Quantum computing is not a technology widely used in the federal government today, but it could be in the future. The Defense Advanced Research Projects Agency lives in the future, and it wants to know more about the technology now so that it can help the Pentagon get ahead of China and other adversaries.
The Defense Department’s research arm last month issued a request for information on quantum computing, seeking input on how the technology will practically impact other areas, including artificial intelligence, physical systems and data analytics. Specifically, DARPA’s Defense Sciences Office is looking for information “on new capabilities that could be enabled by current and next generation quantum computers for understanding complex physical systems, improving” artificial intelligence, machine learning and enhancing distributed sensing. Notably, DARPA wants to explore quantum computing’s effects on “hard” science and technology problems and not cryptography.
DARPA’s outreach to industry and academia comes as Congress contemplates ramping up funding for quantum research. DARPA says in its RFI that it wants to challenge the scientific, academic and private sector communities “to address the fundamental limits of quantum computing and to identify where quantum computing can relevantly address hard science and technology problems.”
The RFI seeks responses on four key challenges: the fundamental limits of quantum computing, hybrid approaches to machine learning, interfacing quantum sensors with quantum computing resources, and quantum computing-inspired algorithms and processes that are applicable to classical computers.
Responses are due Aug. 10 and will be used to identify participants and speakers for a potential workshop.
DARPA Wants to Understand How Quantum Computing Will Impact AI
First, some basics. What is quantum computing? As FedTech has reported:
Quantum computing harnesses the laws of quantum mechanics to carry out complex data operations. While traditional computers use bits (represented as either binary 1s or 0s), quantum computing harnesses quantum bits, known as qubits. These can be read as 1s, 0s, or both, providing exponential computing power over traditional computers by creating shortcuts in the computing process. The challenge, though, comes in scale. The more qubits a machine uses, the more likely a breakdown will occur.
DARPA is concerned about how quantum-computing capabilities will develop and be limited over the near term (the next few years) and longer term (the next few decades).
An issue of particular interest to DARPA is the potential impact of quantum computing on so-called “second wave” AI/ML optimization.
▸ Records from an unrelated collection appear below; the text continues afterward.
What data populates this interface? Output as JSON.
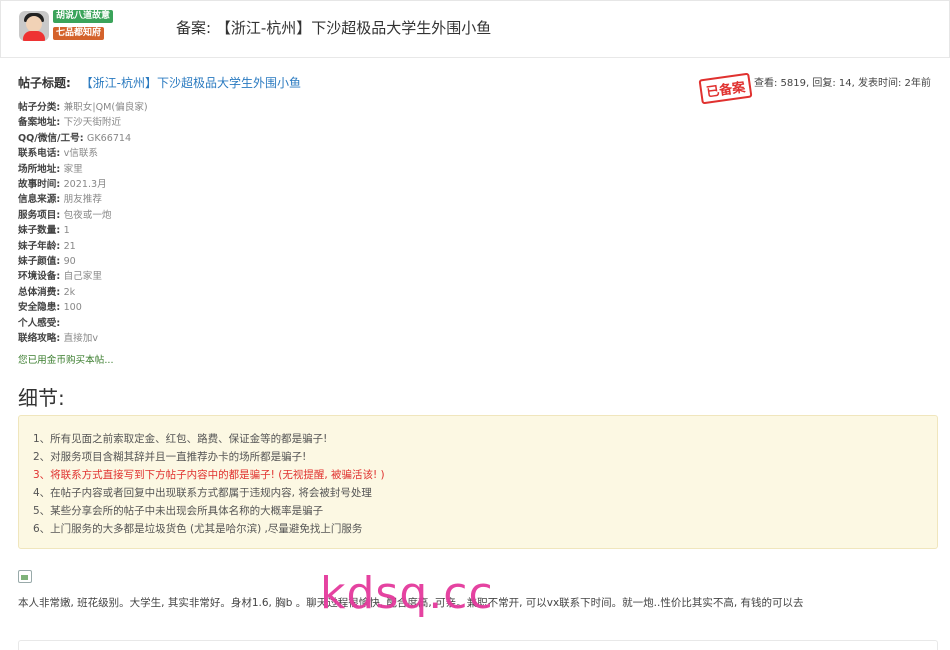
{
  "header": {
    "badges": [
      "胡说八道故意",
      "七品都知府"
    ],
    "title": "备案: 【浙江-杭州】下沙超极品大学生外围小鱼"
  },
  "post": {
    "title_label": "帖子标题:",
    "title_value": "【浙江-杭州】下沙超极品大学生外围小鱼",
    "stamp": "已备案",
    "stats": "查看: 5819, 回复: 14, 发表时间: 2年前"
  },
  "info": [
    {
      "k": "帖子分类",
      "v": "兼职女|QM(偏良家)"
    },
    {
      "k": "备案地址",
      "v": "下沙天街附近"
    },
    {
      "k": "QQ/微信/工号",
      "v": "GK66714"
    },
    {
      "k": "联系电话",
      "v": "v信联系"
    },
    {
      "k": "场所地址",
      "v": "家里"
    },
    {
      "k": "故事时间",
      "v": "2021.3月"
    },
    {
      "k": "信息来源",
      "v": "朋友推荐"
    },
    {
      "k": "服务项目",
      "v": "包夜或一炮"
    },
    {
      "k": "妹子数量",
      "v": "1"
    },
    {
      "k": "妹子年龄",
      "v": "21"
    },
    {
      "k": "妹子颜值",
      "v": "90"
    },
    {
      "k": "环境设备",
      "v": "自己家里"
    },
    {
      "k": "总体消费",
      "v": "2k"
    },
    {
      "k": "安全隐患",
      "v": "100"
    },
    {
      "k": "个人感受",
      "v": ""
    },
    {
      "k": "联络攻略",
      "v": "直接加v"
    }
  ],
  "bought_note": "您已用金币购买本帖...",
  "section_title": "细节:",
  "notices": [
    "1、所有见面之前索取定金、红包、路费、保证金等的都是骗子!",
    "2、对服务项目含糊其辞并且一直推荐办卡的场所都是骗子!",
    "3、将联系方式直接写到下方帖子内容中的都是骗子! (无视提醒, 被骗活该! )",
    "4、在帖子内容或者回复中出现联系方式都属于违规内容, 将会被封号处理",
    "5、某些分享会所的帖子中未出现会所具体名称的大概率是骗子",
    "6、上门服务的大多都是垃圾货色 (尤其是哈尔滨) ,尽量避免找上门服务"
  ],
  "content": "本人非常嫩, 班花级别。大学生, 其实非常好。身材1.6, 胸b 。聊天过程很愉快, 配合度高, 可亲。兼职不常开, 可以vx联系下时间。就一炮..性价比其实不高, 有钱的可以去",
  "watermark": "kdsq.cc",
  "colors": {
    "link": "#2a7ac0",
    "warn": "#e0312f",
    "notice_bg": "#fcf8e3",
    "watermark": "#e4399c"
  }
}
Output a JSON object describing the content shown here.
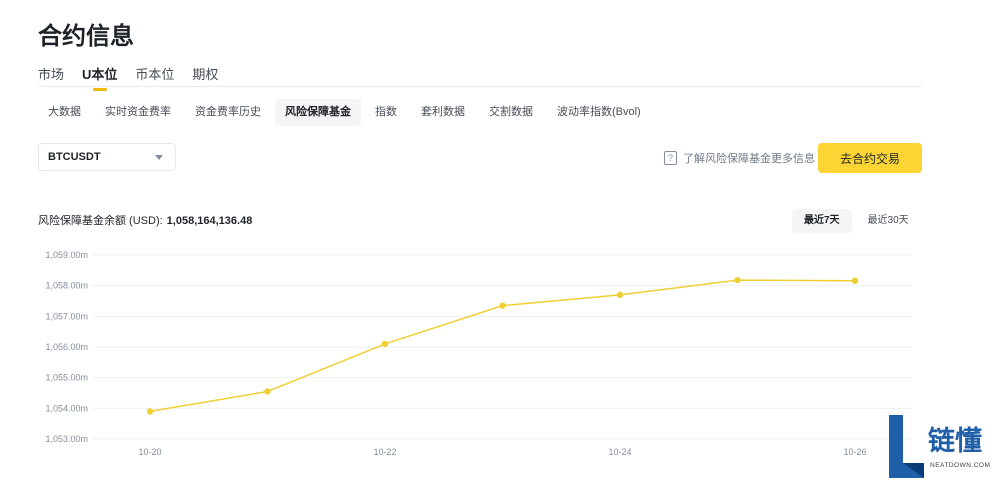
{
  "page": {
    "title": "合约信息"
  },
  "main_tabs": [
    {
      "label": "市场",
      "active": false
    },
    {
      "label": "U本位",
      "active": true
    },
    {
      "label": "币本位",
      "active": false
    },
    {
      "label": "期权",
      "active": false
    }
  ],
  "sub_tabs": [
    {
      "label": "大数据",
      "active": false
    },
    {
      "label": "实时资金费率",
      "active": false
    },
    {
      "label": "资金费率历史",
      "active": false
    },
    {
      "label": "风险保障基金",
      "active": true
    },
    {
      "label": "指数",
      "active": false
    },
    {
      "label": "套利数据",
      "active": false
    },
    {
      "label": "交割数据",
      "active": false
    },
    {
      "label": "波动率指数(Bvol)",
      "active": false
    }
  ],
  "symbol_select": {
    "value": "BTCUSDT"
  },
  "learn_more": {
    "label": "了解风险保障基金更多信息"
  },
  "trade_button": {
    "label": "去合约交易"
  },
  "balance": {
    "label": "风险保障基金余额 (USD):",
    "value": "1,058,164,136.48"
  },
  "periods": [
    {
      "label": "最近7天",
      "active": true
    },
    {
      "label": "最近30天",
      "active": false
    }
  ],
  "chart_data": {
    "type": "line",
    "x": [
      "10-20",
      "10-21",
      "10-22",
      "10-23",
      "10-24",
      "10-25",
      "10-26"
    ],
    "x_tick_labels": [
      "10-20",
      "10-22",
      "10-24",
      "10-26"
    ],
    "series": [
      {
        "values": [
          1053.9,
          1054.55,
          1056.1,
          1057.35,
          1057.7,
          1058.18,
          1058.16
        ]
      }
    ],
    "y_ticks": [
      1053,
      1054,
      1055,
      1056,
      1057,
      1058,
      1059
    ],
    "y_tick_labels": [
      "1,053.00m",
      "1,054.00m",
      "1,055.00m",
      "1,056.00m",
      "1,057.00m",
      "1,058.00m",
      "1,059.00m"
    ],
    "ylim": [
      1053,
      1059
    ],
    "grid": true,
    "colors": {
      "line": "#f0cf34",
      "grid": "#eef0f2"
    }
  },
  "watermark": {
    "char": "L",
    "name": "链懂",
    "url": "NEATDOWN.COM"
  }
}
Machine learning, DARPA says in the RFI, has “shown significant value in a broad range of real world problems, but the training time (due to the size and variety of the data needed for learning) and also network design space (due to a paucity of detailed analysis and theory for ML/deep learning (DL) systems) are large.”
Quantum computing has the potential to “significantly decrease training time of currently standard ML approaches by providing quantum speedup on optimization subroutines,” DARPA notes in the RFI. New ML capabilities could potentially be unleashed by combining a limited number of quantum computers with either existing quantum sensors or classical computing resources, which might “bypass the problems of state preparation and interfacing to classical memory.”
“In this case it has been posited that by aggregating quantum data from distributed sensors, a quantum computer may improve the performance beyond what could be classically achievable,” DARPA says.
DARPA also seeks information on “adapting to classical computers some of the techniques that are being developed for handling quantum data (both at the algorithm level as well as protocols for loading, storing and transferring data).” Such “quantum inspired” approaches may “provide novel capabilities in terms of efficiency and speed,” DARPA notes.
Congress Aims to Ramp Up Quantum Research Funding
The U.S. is not the only country interested in and investing in quantum computing. Indeed, China seeks to be a leader in the field, and “its government is building a $10 billion National Laboratory for Quantum Information Sciences in Hefei, Anhui Province, which is slated to open in 2020,” Bloomberg News reports.
Last month, Sen. John Thune, chairman of the U.S. Senate Committee on Commerce, Science and Transportation, said in a statement that the U.S. “is now in a race with China and Europe to develop the next technological breakthroughs based on the power of quantum science. It's a race we must win.”
Thune and Rep. Lamar Smith have introduced companion measures in the Senate and House, the National Quantum Initiative Act of 2018, to “help align and accelerate public and private research and development of quantum science,” as Thune’s statement puts it.
Back in late June, the House Science, Space, and Technology Committee unanimously approved its version of the bill. The bill would establish a National Quantum Coordination Office within the White House Office of Science and Technology Policy “to oversee interagency coordination, provide strategic planning support, serve as a central point of contact for stakeholders, conduct outreach and promote commercialization of federal research by the private sector,” a statement from the committee says.
Importantly, as Science magazine notes, the bill would authorize three agencies — the Energy Department, the National Institute of Standards and Technology and the National Science Foundation — to together spend $1.275 billion from 2019 to 2023 on quantum research. DOE would get $625 million of that total, NIST would receive $400 million and NSF would get $250 million.